Bears, golf and The Broadmoor: A tradition with deep roots continues at the U.S. Senior Open

Colorado Springs area To Do Today calendar for Sept. 8, 2015

In the storied annals of The Broadmoor, it seems only fitting that historians recall a black bear and a golf course from the very beginning.

To be sure, hotel founder Spencer Penrose carried an affinity for both.

In 1916, two years before he would open his Grand Dame of the Rockies, Penrose received a black bear as a gift — the first in a long line of exotic animals he would wind up housing at the resort. That same year, he hired famed Scottish architect Donald Ross to design what would be billed as the world’s highest golf course.

It’s a connection that continues more than a century later.

Starting Thursday, a field of 156 of the top golfers in the world descend on The Broadmoor for the U.S. Senior Open. The pristine postcard that is the East Course awaits, with its towering pines and its picturesque ponds.

It’s the ideal site for a major championship. And it’s the ideal site for a menagerie of wildlife that wanders the grounds.

“Being right up against this mountain, the golf course is just like a sanctuary,” says Fred Dickman, the longtime director of maintenance at The Broadmoor.

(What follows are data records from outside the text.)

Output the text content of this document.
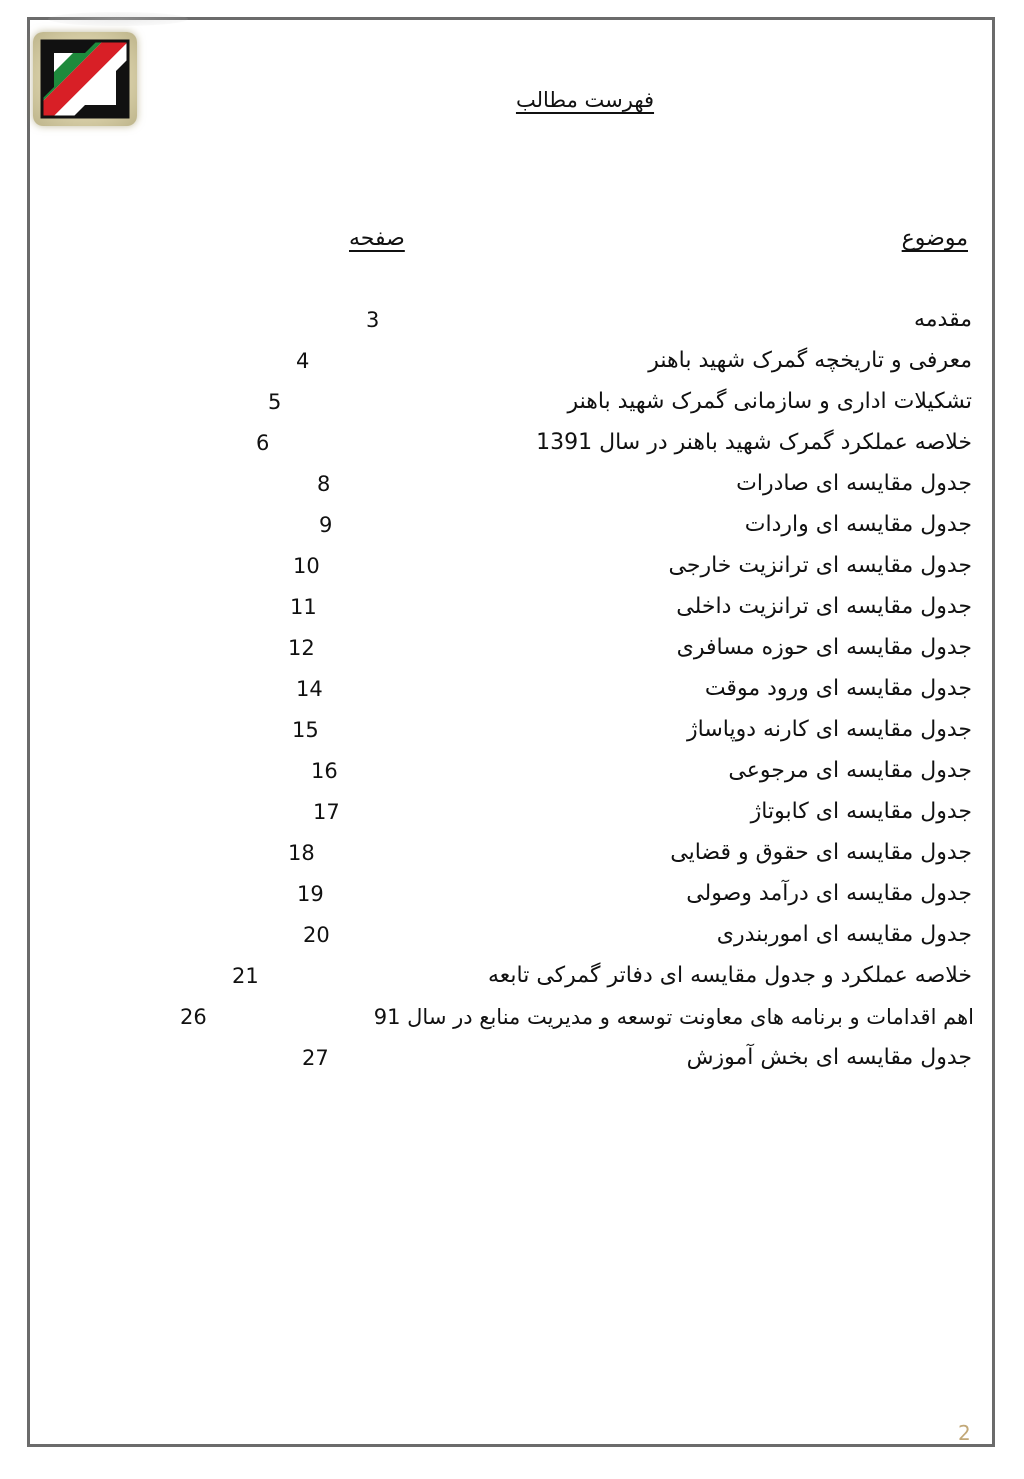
فهرست مطالب
موضوع
صفحه
مقدمه
معرفی و تاریخچه گمرک شهید باهنر
تشکیلات اداری و سازمانی گمرک شهید باهنر
خلاصه عملکرد گمرک شهید باهنر در سال 1391
جدول مقایسه ای صادرات
جدول مقایسه ای واردات
جدول مقایسه ای ترانزیت خارجی
جدول مقایسه ای ترانزیت داخلی
جدول مقایسه ای حوزه مسافری
جدول مقایسه ای ورود موقت
جدول مقایسه ای کارنه دوپاساژ
جدول مقایسه ای مرجوعی
جدول مقایسه ای کابوتاژ
جدول مقایسه ای حقوق و قضایی
جدول مقایسه ای درآمد وصولی
جدول مقایسه ای اموربندری
خلاصه عملکرد و جدول مقایسه ای دفاتر گمرکی تابعه
اهم اقدامات و برنامه های معاونت توسعه و مدیریت منابع در سال 91
جدول مقایسه ای بخش آموزش
3
4
5
6
8
9
10
11
12
14
15
16
17
18
19
20
21
26
27
2
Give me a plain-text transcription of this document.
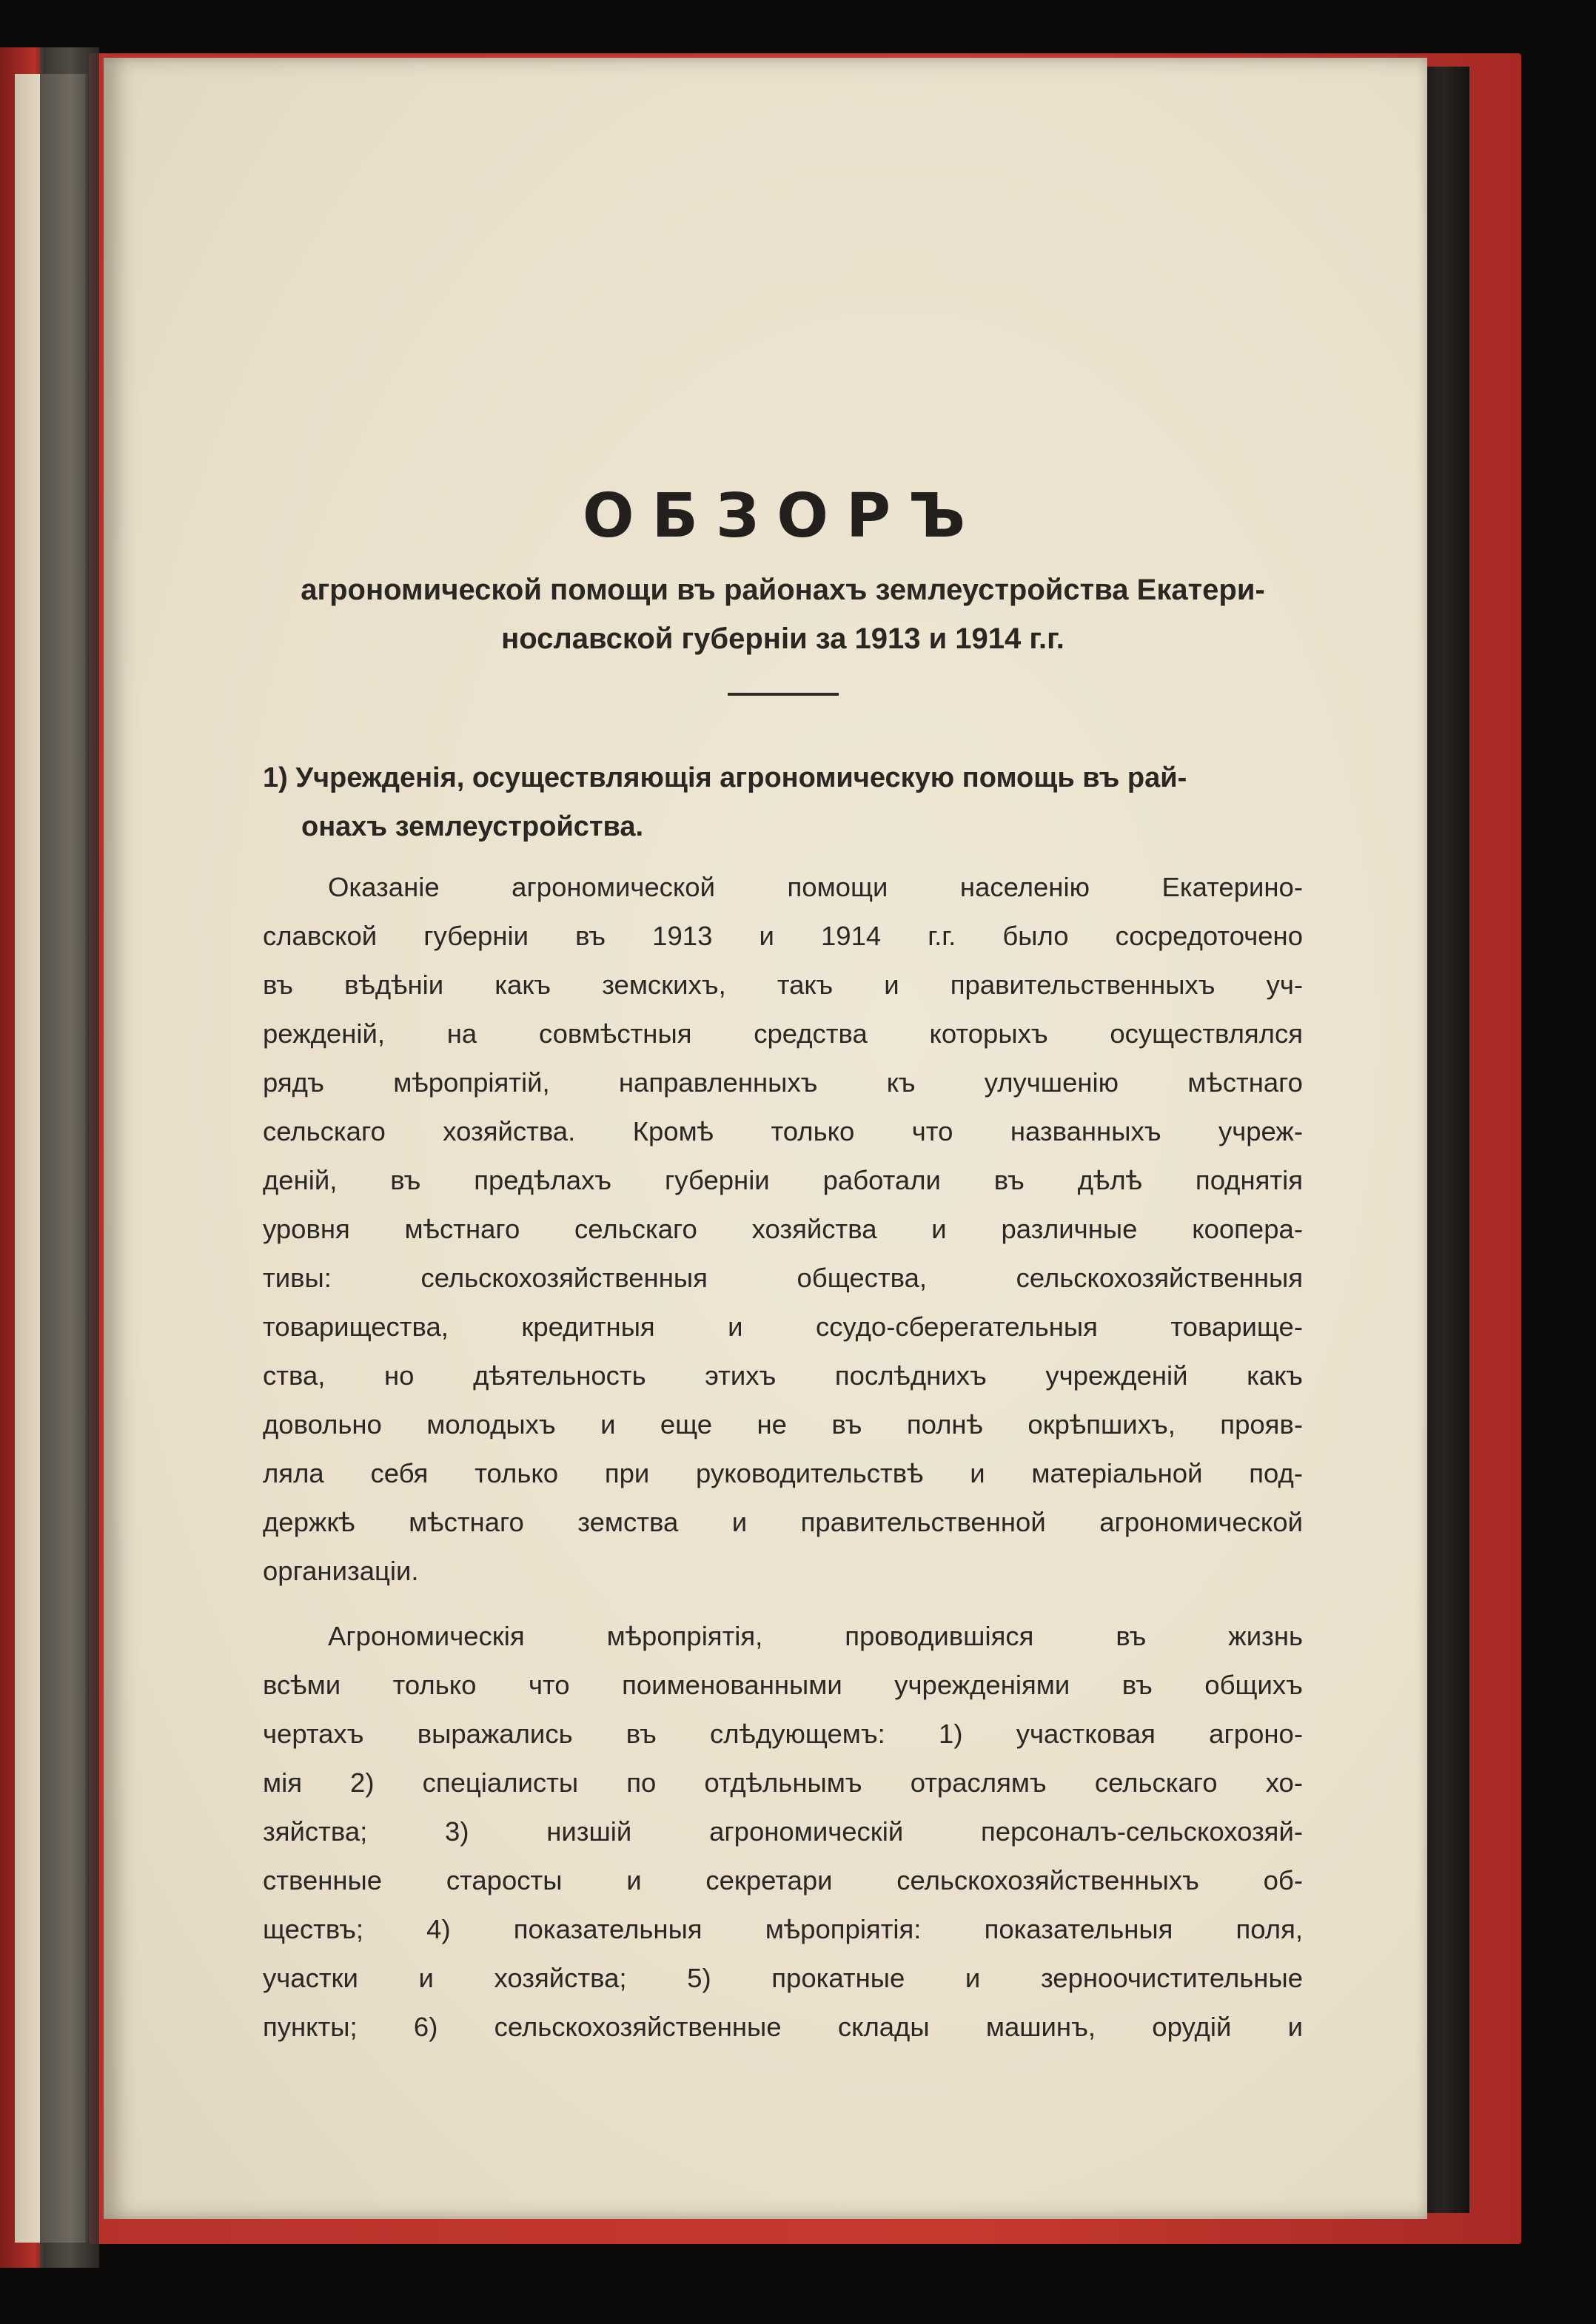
ОБЗОРЪ
агрономической помощи въ районахъ землеустройства Екатери-
нославской губерніи за 1913 и 1914 г.г.
1) Учрежденія, осуществляющія агрономическую помощь въ рай-
онахъ землеустройства.
Оказаніе агрономической помощи населенію Екатерино-
славской губерніи въ 1913 и 1914 г.г. было сосредоточено
въ вѣдѣніи какъ земскихъ, такъ и правительственныхъ уч-
режденій, на совмѣстныя средства которыхъ осуществлялся
рядъ мѣропріятій, направленныхъ къ улучшенію мѣстнаго
сельскаго хозяйства. Кромѣ только что названныхъ учреж-
деній, въ предѣлахъ губерніи работали въ дѣлѣ поднятія
уровня мѣстнаго сельскаго хозяйства и различные коопера-
тивы: сельскохозяйственныя общества, сельскохозяйственныя
товарищества, кредитныя и ссудо-сберегательныя товарище-
ства, но дѣятельность этихъ послѣднихъ учрежденій какъ
довольно молодыхъ и еще не въ полнѣ окрѣпшихъ, прояв-
ляла себя только при руководительствѣ и матеріальной под-
держкѣ мѣстнаго земства и правительственной агрономической
организаціи.
Агрономическія мѣропріятія, проводившіяся въ жизнь
всѣми только что поименованными учрежденіями въ общихъ
чертахъ выражались въ слѣдующемъ: 1) участковая агроно-
мія 2) спеціалисты по отдѣльнымъ отраслямъ сельскаго хо-
зяйства; 3) низшій агрономическій персоналъ-сельскохозяй-
ственные старосты и секретари сельскохозяйственныхъ об-
ществъ; 4) показательныя мѣропріятія: показательныя поля,
участки и хозяйства; 5) прокатные и зерноочистительные
пункты; 6) сельскохозяйственные склады машинъ, орудій и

Dickman spends most mornings on the property, where he’s become very accustomed to animal sightings. Deer, squirrels and turkeys are a given. Just this week, he also spotted a bobcat and a coyote.

US SENIOR OPEN PRACTICE

A young bear is seen in a tree drawing many spectators away from the golf on the other side of the road from the 17th tee box during a practice day at the U.S. Senior Open at The Broadmoor East Course in June 2018 in Colorado Springs. The bear was tranquilized and moved to a new location that day.






Nothing, though, compares with seeing a bear — or, even better, a sow and three cubs, as Dickman observed two weeks ago, playing in one of the course’s water features.

It’s another perk to the job and a reward for waking up early. Besides, except for occasionally wrangling a flagstick from a hole, bears don’t wreak much havoc for Dickman and his staff.

“We see them often during the summer,” he says. “It’s usually first thing in the morning before the sun comes up. And then when they see people, they just scatter.”

That’s the pattern, anyway, But that’s not always a guarantee, Dickman has learned, especially during tournament weeks.

US SENIOR OPEN PRACTICE

Many spectators stop and try to look for a young bear that ran up a tree on the other side of the road during a practice day at the U.S. Senior Open at the Broadmoor East Course on Wednesday, June 27, 2018, in Colorado Springs, Colorado. The bear was tranquilized and moved to a new location later on in the day. (Photo by Dougal Brownlie, The Gazette).






In 2008, during the first U.S. Senior Open to be played at The Broadmoor, a bear earned top billing on sports segments across the country after lumbering across the 13th fairway in the middle of the first round.

“Apparently, the U.S. Senior Open is being played in a zoo,” ESPN personality Scott Van Pelt remarked on one of the station’s radio programs.

Two-time Masters winner Bernhard Langer was in that fairway that afternoon, grouped with fellow major champions Tom Watson and Hale Irwin.

“That was a scary moment really,” Langer says. “We hear this commotion, so we look over there and about 100 yards away this bear was coming straight at us. And I’m thinking, ‘What am I doing now?’ I said, ‘Well, if I run away from him, he’s faster than me. I don’t want him to jump on my back and maul me apart.’ So I just stood still and tried to be non-threatening, and Tom did the same.”

Langer says the bear came within 10 feet of him before running to the trees on the other side of the fairway.

In 2018, the U.S. Senior Open returned to Colorado Springs, and bear headlines followed. This time, a bear in a tree on an adjacent property caught the attention of fans near the 17th tee box during a practice round. The bear was tranquilized and moved later in the day.

“This is their home, and they don’t know to leave for a week because there’s a golf tournament,” says Russ Miller, The Broadmoor’s director of golf.

Miller and Dickman point to the overwhelming presence of concessions as the key factor in bear sightings. Colorado Parks and Wildlife says a black bear can smell a food source from five miles away.

In other words, dinner is served.

“They’re not going to hurt anybody,” Miller says. “They’re just doing their thing, and we’re in their territory. They just want a hot dog. Or a hundred hot dogs.”

While Miller acknowledges the “huge” publicity that accompanies a bear’s appearance — particularly one on national TV — he hopes it doesn’t happen again this week.

He’s not the only one.

Todd White, an amateur from South Carolina, says he has enough to worry about without factoring in the possibility of a bear in the fairway.

“When you’re playing a golf tournament like this with the greens being the way they are, you know sometimes they say, ‘It’s just surviving to the next hole,’” he says. “Well, that takes it to the extreme right there.”